[RPG] Holding an NPC at knifepoint vs quick draw

initiativepathfinder-1esurprise

Suppose a PC walks into a room to find Evil Guy #1 holding Good Guy #1 with a knife to his throat. EG immediately says, "Don't move at all, or I kill him!" The player of the PC then tells me, the DM, "I use quickdraw to draw my hidden gun and shoot him."
How do I handle this situation?

Do I:

  1. have them both roll initiative, and have the higher one act first?
  2. give the PC a surprise round because of the quick draw move?
  3. not allow the PC to have any chance in preventing the EG's death?

And final question: Let's say the same scenario, but the PC's gun is already drawn, and the EG says, "Drop your weapon, or he's dead!" And the player says,"I shoot the EG."

What happens then? Do I roll for initiative? Give the PC a surprise round? Give the EG a surprise round? None of the above?

Thanks in advance.

Best Answer

In the scenario described, it seems neither PC nor foe is aware of the other before the PC walked into the room, so neither gets a surprise round.

Further, if, upon walking into a room, an armed or unarmed PC discovers a foe, both the PC and the foe should roll initiative normally. This is a battle—it may start and end as one of wits or will, but there's a foe right there with a weapon, so a battle's begun, and "[a]t the start of a battle, each combatant makes an initiative check." (However, the GM may keep secret the foe's initiative result so the PC doesn't know if he acts before or after the foe.)

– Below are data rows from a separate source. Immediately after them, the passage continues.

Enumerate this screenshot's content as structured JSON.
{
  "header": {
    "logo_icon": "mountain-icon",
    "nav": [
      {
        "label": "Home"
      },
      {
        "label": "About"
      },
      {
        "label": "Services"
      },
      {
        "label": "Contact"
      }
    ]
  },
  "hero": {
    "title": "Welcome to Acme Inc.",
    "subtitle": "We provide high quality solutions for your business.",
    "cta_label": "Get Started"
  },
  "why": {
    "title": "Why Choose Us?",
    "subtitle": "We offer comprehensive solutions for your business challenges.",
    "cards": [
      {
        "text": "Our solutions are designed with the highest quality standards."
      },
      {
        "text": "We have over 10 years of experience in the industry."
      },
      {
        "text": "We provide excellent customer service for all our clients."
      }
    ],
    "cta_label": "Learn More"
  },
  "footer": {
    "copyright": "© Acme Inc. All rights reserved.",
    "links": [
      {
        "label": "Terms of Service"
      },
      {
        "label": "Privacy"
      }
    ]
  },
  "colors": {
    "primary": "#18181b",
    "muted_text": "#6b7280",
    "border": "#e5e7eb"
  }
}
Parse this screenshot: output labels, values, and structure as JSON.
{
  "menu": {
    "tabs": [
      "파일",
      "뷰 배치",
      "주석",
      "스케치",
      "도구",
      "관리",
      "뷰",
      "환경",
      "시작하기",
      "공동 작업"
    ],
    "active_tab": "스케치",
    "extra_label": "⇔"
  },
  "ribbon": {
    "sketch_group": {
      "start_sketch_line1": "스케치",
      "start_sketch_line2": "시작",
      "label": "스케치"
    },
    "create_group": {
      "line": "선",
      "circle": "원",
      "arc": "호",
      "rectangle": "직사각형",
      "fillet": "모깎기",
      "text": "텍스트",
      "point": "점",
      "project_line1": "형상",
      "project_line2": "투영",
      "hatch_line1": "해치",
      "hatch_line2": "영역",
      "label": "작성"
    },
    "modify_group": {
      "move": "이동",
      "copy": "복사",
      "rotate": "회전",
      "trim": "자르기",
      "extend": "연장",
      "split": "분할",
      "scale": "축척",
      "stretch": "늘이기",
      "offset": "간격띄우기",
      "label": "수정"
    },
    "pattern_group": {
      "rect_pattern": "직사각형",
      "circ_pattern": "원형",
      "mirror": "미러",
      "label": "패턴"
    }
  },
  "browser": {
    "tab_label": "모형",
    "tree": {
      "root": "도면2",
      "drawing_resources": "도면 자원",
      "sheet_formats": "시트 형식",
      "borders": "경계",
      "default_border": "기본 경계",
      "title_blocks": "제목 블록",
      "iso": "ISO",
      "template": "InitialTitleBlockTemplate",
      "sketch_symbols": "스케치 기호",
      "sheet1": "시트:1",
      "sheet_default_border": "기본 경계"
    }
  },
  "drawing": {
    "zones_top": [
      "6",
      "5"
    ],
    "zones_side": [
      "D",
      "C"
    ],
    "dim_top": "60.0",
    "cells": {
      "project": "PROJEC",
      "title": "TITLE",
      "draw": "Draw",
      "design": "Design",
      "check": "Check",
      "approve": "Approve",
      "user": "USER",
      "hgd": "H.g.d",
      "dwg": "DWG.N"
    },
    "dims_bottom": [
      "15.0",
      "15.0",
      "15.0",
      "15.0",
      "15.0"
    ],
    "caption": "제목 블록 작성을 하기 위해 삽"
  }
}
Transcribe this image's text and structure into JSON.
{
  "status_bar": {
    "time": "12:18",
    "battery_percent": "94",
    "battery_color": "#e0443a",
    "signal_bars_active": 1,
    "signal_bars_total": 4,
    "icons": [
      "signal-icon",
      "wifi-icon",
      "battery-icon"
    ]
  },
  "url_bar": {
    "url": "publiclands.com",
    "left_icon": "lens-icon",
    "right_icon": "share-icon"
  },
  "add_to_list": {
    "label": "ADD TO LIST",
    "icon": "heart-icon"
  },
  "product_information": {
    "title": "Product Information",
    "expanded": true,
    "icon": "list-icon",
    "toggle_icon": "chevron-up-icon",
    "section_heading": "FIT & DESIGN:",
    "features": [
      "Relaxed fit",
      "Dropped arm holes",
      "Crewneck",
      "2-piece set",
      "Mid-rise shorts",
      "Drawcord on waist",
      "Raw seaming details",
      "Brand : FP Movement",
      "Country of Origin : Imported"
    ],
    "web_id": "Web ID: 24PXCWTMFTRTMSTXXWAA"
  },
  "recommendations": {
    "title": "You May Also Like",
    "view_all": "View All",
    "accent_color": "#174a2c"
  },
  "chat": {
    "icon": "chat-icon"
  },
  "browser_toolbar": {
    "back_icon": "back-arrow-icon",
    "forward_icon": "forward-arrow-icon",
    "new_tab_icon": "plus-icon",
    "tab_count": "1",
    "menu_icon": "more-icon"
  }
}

Pretty much the only thing the feat Quick Draw allows a creature to do is, on its turn, draw a weapon as a free action rather than a move action; the feat does not grant super speed nor heightened situational awareness. A creature possessing the feat Quick Draw has no better chance of gaining a surprise round than a creature without it; the surprise round is for creatures aware of their foes when their foes aren't aware of them.

Also, the game lets the GM decide whether or not the ally that the foe holds at knifepoint is completely at the foe's mercy, hence helpless and at risk of a coup de grace. That is, while one GM may rule that the ally in this scenario is helpless, another GM may rule the ally is not helpless (maybe the ally is still struggling with the foe or the ally has some trick up his sleeve?). And if the GM says that ally is not helpless then the foe's coup de grace attempt is impossible, and the foe makes his attack against the PC's ally normally.